Maybe not everyone knows who The Goo Goo Dolls are, but you’d be hard-pressed to find someone who has NEVER in their life heard the pop-rock ballad by the name of Iris which made its home on Dizzy Up The Girl in 1998, the sixth studio album which solidified The Goo Goo Dolls sound and catapulted them into success. Iris. The popular single that is still part of the staple diet of mainstream pop-rock throwback playlists, and with good reason. I feel like it’s one of those songs that even people who hate it, would still not be able to stop themselves singing, or at least humming to it when it comes on. It’s one of those songs a beginner guitarist would want to learn because it has that recognisable acoustic guitar strumming/picking pattern and rought emotional vulnerability that makes you feel like you’re part of the world and yet still a stranger from it. Singing this in your room while alone, I imagine (and perhaps have experienced myself if I’m going to be completely honest), would provide the kind of cathartic experience usually reserved for those who are in close proximity to the Dalai Lama.

The Goo Goo Dolls - Dizzy Up The GirlIf we are going to continue with the trend of cathartic, we can’t not talk about Black Balloon which is by far the best song on the album. It was a single that should have reached the popularity and radio play of Iris, but it’s kind of nice it didn’t. It feels like a little secret to yourself knowing it’s not going to be overplayed on throwback radio. Everything works perfectly in this song, lyric, vocal, harmonics, pace, structure, arrangement. “You know the lies they always told you/And the love you never knew/What’s the things they never showed you/That swallow the light from the sun inside your room, yeah.” is just a sample of lyric from Black Balloon, swathed with raspy vocals, rising and falling strings, a warm bass, easy electrics, and iridescent acoustic guitars. It is drawing and emotional, and the melodic content matches the journey it takes. “And there’s no time left for losin’/When you stand they fall” is where the climax is reached in all its glorious efforts. And you can’t help feeling washed clean. According to lead singer, Johhny Rzeznik, Black Balloon is about “Seeing someone you love that is so great just screw up so bad”. The feeling of helplessness, and loving someone you can’t necessarily save is palpable, and a strong topic of emotion. It’s one thing to be going through your own destruction but it’s another to watch someone you love self-destruct because there is only so much you can do to redirect that path.

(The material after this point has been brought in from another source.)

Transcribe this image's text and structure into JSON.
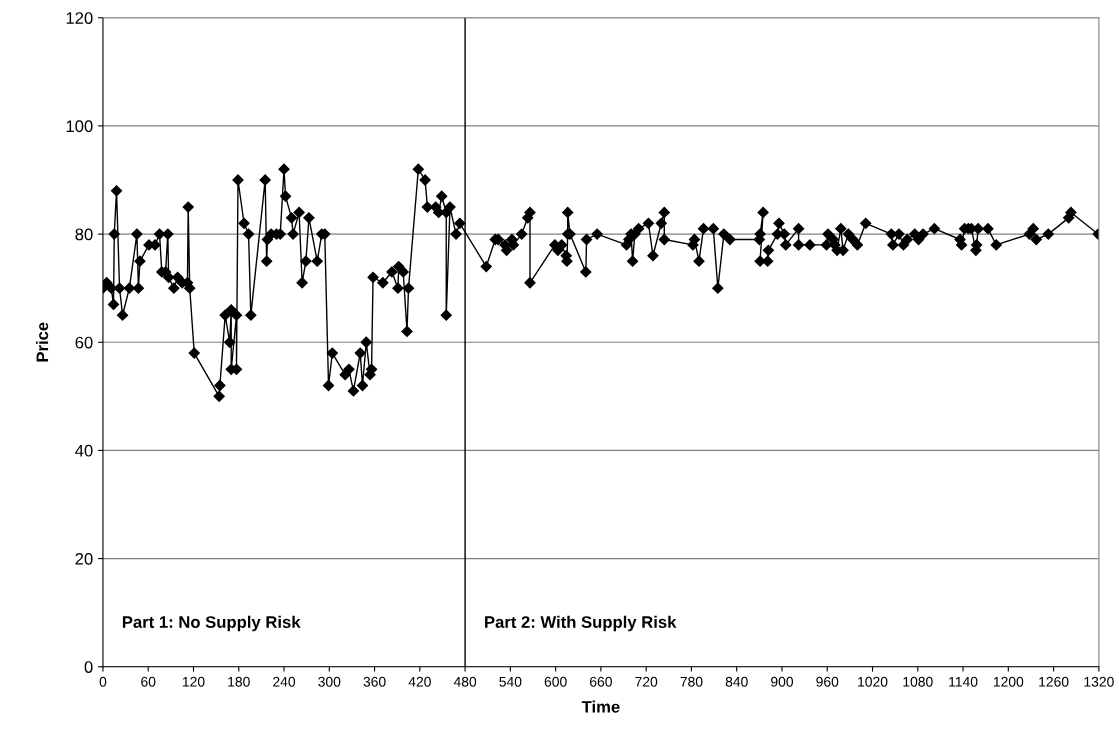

It’s that old saying about not being able to help someone who doesn’t want to help themselves.

While the more upbeat tracks can at times get lost on you, Slide with that all-American sounding electric guitar riff on the intro, that peppers throughout the song, is one of the catchiest feel-good songs on the album alongside Hate This Place, with its distortion on the guitars and simple soaring chorus, it is surprisingly uplifting, despite its skeptical title, and it is the perfect closer to the album. “Hold on dreamaway/You’re my sweet charade” is the chorus and is repeated but still doesn’t sound repetitive, it actually sounds endearing instead. It is a beautiful open melody with held notes that glides as easy as a bird through the air.

With 98 being within the decade that in part revelled in alternative, grungy, rock, punk music, it’s no surprise why The Goo Goo Dolls found their footing and resonance within the 90s with Dizzy Up The Girl. And if we just revisit the origin of Iris (written for the City Of Angels soundtrack), for one moment, and for all the records it broke, it is interesting to note, that only days before it was written, lead singer Johnny was experiencing serious bouts of writer’s block, which for a writer (especially for a musician in a band) is kind of like losing a limb. But alas it wasn’t meant to be and days later Johhny wrote Iris. And that little ancedote my friends, is what you call the pulling back of an arrow before it flies. “And I don’t want the world to see me/Cos I don’t think that they’d understand”. Well ironically not only did Johnny make the world take notice with that one, he also seemed to make them understand too.